The baitcast reel is used widely but has an inherent shortcoming called backlash, which numerous patents have attempted to address. Backlash occurs when the reel spool overruns the outgoing line, causing the line to be caught and pulled back under the rotating spool, resulting in a knotted tangle of line. Said another way, backlash happens when the length of line being paid out by the spool exceeds the length of line being pulled away from the spool.
Prior art has addressed this deficiency in three primary ways:
1. Braking Without Direct Feedback (Magnetic, Electrical, Mechanical, Centrifugal.) (see, e.g., U.S. Pat. Nos. 321,925; 4,142,694; 4,549,703; 4,585,183; 4,674,699; 4,733,831; 4,821,975; 5,318,245; 6,086,005; 6,126,105; 6,206,311; 6,412,722).

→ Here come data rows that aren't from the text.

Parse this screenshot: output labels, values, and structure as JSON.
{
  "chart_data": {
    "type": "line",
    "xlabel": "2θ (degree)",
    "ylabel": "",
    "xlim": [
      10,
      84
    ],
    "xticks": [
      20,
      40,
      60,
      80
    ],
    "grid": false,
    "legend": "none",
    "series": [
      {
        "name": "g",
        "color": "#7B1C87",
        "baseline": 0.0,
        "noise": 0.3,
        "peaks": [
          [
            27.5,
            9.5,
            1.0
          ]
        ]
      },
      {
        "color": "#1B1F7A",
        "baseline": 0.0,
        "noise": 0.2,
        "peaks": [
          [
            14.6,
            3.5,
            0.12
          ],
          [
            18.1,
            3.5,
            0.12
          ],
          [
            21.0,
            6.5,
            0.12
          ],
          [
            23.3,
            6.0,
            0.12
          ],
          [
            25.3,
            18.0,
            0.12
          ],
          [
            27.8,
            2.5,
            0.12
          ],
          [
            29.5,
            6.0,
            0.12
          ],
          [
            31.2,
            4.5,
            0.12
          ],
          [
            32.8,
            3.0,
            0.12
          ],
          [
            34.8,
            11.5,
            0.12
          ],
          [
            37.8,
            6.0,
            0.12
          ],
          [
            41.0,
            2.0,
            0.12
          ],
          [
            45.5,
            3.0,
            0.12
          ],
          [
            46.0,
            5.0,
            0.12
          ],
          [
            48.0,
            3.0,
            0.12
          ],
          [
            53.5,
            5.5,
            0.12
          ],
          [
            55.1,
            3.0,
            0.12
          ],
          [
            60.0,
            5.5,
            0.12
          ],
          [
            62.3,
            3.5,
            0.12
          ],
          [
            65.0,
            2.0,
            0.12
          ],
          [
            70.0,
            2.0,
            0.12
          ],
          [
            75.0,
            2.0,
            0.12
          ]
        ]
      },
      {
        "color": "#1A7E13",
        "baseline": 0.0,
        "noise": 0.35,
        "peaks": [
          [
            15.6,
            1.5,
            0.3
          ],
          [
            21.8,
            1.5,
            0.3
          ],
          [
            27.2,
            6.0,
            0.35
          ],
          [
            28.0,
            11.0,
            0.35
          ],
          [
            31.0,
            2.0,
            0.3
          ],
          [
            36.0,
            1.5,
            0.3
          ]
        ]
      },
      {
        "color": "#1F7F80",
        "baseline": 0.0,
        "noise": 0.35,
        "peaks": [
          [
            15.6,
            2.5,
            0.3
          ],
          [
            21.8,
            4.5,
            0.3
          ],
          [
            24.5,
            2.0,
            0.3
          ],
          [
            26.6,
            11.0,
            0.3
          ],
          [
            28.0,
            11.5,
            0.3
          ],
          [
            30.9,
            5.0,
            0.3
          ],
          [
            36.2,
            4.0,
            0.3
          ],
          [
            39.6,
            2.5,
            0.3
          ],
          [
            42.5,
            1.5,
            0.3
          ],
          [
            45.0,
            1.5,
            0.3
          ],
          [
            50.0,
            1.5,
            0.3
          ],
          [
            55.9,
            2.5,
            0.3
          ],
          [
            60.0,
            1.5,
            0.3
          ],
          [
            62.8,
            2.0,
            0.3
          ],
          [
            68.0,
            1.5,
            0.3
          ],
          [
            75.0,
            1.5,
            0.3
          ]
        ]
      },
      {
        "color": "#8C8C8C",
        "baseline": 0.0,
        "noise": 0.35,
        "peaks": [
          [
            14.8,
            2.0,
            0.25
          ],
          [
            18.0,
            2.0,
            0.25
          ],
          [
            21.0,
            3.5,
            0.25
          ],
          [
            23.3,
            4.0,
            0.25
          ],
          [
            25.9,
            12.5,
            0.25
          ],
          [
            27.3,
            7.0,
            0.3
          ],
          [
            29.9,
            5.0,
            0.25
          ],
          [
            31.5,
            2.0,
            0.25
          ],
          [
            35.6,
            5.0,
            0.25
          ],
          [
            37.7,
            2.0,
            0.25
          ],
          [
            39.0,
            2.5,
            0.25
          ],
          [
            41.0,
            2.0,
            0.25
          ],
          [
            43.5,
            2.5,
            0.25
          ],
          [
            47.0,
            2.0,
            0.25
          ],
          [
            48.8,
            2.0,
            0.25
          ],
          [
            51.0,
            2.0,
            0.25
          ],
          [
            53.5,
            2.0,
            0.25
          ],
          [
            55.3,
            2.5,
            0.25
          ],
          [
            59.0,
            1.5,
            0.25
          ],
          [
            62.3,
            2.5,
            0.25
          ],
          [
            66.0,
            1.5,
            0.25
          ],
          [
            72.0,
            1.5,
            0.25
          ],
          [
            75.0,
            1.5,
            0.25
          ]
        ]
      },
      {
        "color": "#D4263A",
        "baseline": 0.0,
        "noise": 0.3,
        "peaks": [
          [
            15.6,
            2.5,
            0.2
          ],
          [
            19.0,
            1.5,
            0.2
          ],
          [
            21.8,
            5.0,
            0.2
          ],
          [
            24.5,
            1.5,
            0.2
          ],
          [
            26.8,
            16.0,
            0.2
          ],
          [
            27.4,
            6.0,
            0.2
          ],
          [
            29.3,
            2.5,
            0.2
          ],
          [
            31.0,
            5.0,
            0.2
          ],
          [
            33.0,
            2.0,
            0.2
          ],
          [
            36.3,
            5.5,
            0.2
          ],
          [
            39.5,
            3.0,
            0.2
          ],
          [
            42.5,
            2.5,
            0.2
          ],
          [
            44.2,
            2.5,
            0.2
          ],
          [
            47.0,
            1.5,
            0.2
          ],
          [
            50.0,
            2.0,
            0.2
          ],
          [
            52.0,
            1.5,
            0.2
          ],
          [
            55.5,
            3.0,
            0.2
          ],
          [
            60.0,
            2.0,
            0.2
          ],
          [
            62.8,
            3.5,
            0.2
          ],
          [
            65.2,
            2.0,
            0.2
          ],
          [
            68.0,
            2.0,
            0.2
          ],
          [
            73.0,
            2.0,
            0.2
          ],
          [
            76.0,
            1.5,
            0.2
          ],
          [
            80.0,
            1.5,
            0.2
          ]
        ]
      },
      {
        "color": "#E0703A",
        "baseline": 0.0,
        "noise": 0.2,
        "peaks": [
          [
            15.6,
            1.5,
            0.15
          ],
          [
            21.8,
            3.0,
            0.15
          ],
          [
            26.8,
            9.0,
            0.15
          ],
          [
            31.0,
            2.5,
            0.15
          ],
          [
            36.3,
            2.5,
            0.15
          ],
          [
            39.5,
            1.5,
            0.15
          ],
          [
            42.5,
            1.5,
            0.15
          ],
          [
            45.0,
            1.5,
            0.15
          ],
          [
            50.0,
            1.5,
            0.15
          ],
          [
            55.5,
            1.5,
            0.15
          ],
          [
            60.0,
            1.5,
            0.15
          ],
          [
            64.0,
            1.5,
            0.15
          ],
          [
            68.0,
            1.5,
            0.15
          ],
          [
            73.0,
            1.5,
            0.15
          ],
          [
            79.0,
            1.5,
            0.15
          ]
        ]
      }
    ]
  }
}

This approach addresses the backlash problem by slowing the rotation of the reel. This is done irrespective of the actual outgoing line velocity, with a major drawback being that it effectively reduces casting distance. In spite of this braking, and regardless of the manner of its application, backlash still occurs regularly with reels employing this design. Braking of this sort is marginally effective overall only if the user of the reel customizes his casting speed and style, and also makes manual brake settings adjustments. Usually, manual “thumbing” of the reel spool is further required to eliminate backlash. In addition, changes from cast to cast in wind conditions, lure weights and lure wind profiles require continuous manual changes by the reel user to minimize backlash.
All reels currently on the market that claim to address the problem of backlash utilize some variation on braking without direct feedback, and all only marginally minimize backlash.
2. Braking with Line Tension Feedback (see, e.g., U.S. Pat. Nos. 2,205,641; 4,196,871; 5,289,992; 5,749,533; 6,045,076; 6,109,555)
In theory, this approach is much more effective than braking without any line condition feedback. In practice, this method fails to eliminate the problem. Its weakness lies in the fact that extremely small changes in line tension can be indicative of very large differences in line/spool speeds. Thus it has proven very difficult to measure line tension to the level of precision required for minute feedback changes. In addition, the line tension is inherently prone to variation from factors other than outgoing line velocity. These variables include wind conditions, line friction in the rod guides, line conditions (wet, dry), line stiffness, temperature, etc. In spite of prior art dating from 1943, because of these shortcomings no reel currently on the market utilizes any form of line tension feedback.
3. Braking with Line Acceleration or Velocity Feedback
Park U.S. Pat. No. 5,833,156, Hamayasu U.S. Pat. No. 4,402,470 and Thomas U.S. Pat. No. 5,577,679 all employ some form of line acceleration or velocity feedback.
Park's primary embodiment utilizes an accelerometer attached to the line near the lure, which feeds back accelerations over time through an optical fiber in the fishing line. This data is mathematically integrated to obtain a velocity, which is compared to the spool velocity. This approach requires the complexity of a special device attached to the fishing line, as well as a special data-transferring fishing line. In addition, it measures acceleration, not velocity directly.
Thomas relies on “detectable” material in the fishing line to obtain line velocity. The drawback of this approach lies in the necessity of having available a fishing line with optic, magnetic or radioactive properties which can be sensed or detected.
Hamayasu, similarly, relies on the line having optical or magnetic properties so that photosensitive or magnetically sensitive sensors can be used to calculate outgoing line velocity.
These three patents all require a special fishing line to achieve the line velocity feedback. In addition, most prior art reels, as well as the only reel currently on the market claiming to minimize (although not prevent) backlash, the Shimano Calcutta TE/DC™, use a form of velocity feedback; that is, they measure speed rather than distance, which is inherently problematic. Velocity or acceleration is by definition a measurement over an interval of time, and the critical time interval for backlash is very small. Backlash can occur in a fraction of a second, even within the first ¼ of a second of the cast, and a speed measurement cannot yield the precise data needed to make changes 1000 times per second, since it is inherently an averaged unit. A scalar measurement at a discrete point in time would be more suitable to accurately represent the system behavior.
All prior art baitcast reels have a manual adjusting device that mechanically brakes the spool to help eliminate backlash. This brake is usually applied to the end of the spool spindle, and it impedes the rotation of the spool throughout the cast, reducing the chance of backlash by limiting the initial spool velocity and greatly reducing casting distance. Many reels call it a “cast control knob” or a “cast control cap”. Backlash would be severe in any of these reels without this adjusting device, which adds weight, complexity and cost to the reels.
So the object of eliminating backlash remains unsatisfactorily addressed by the prior art and by the marketplace.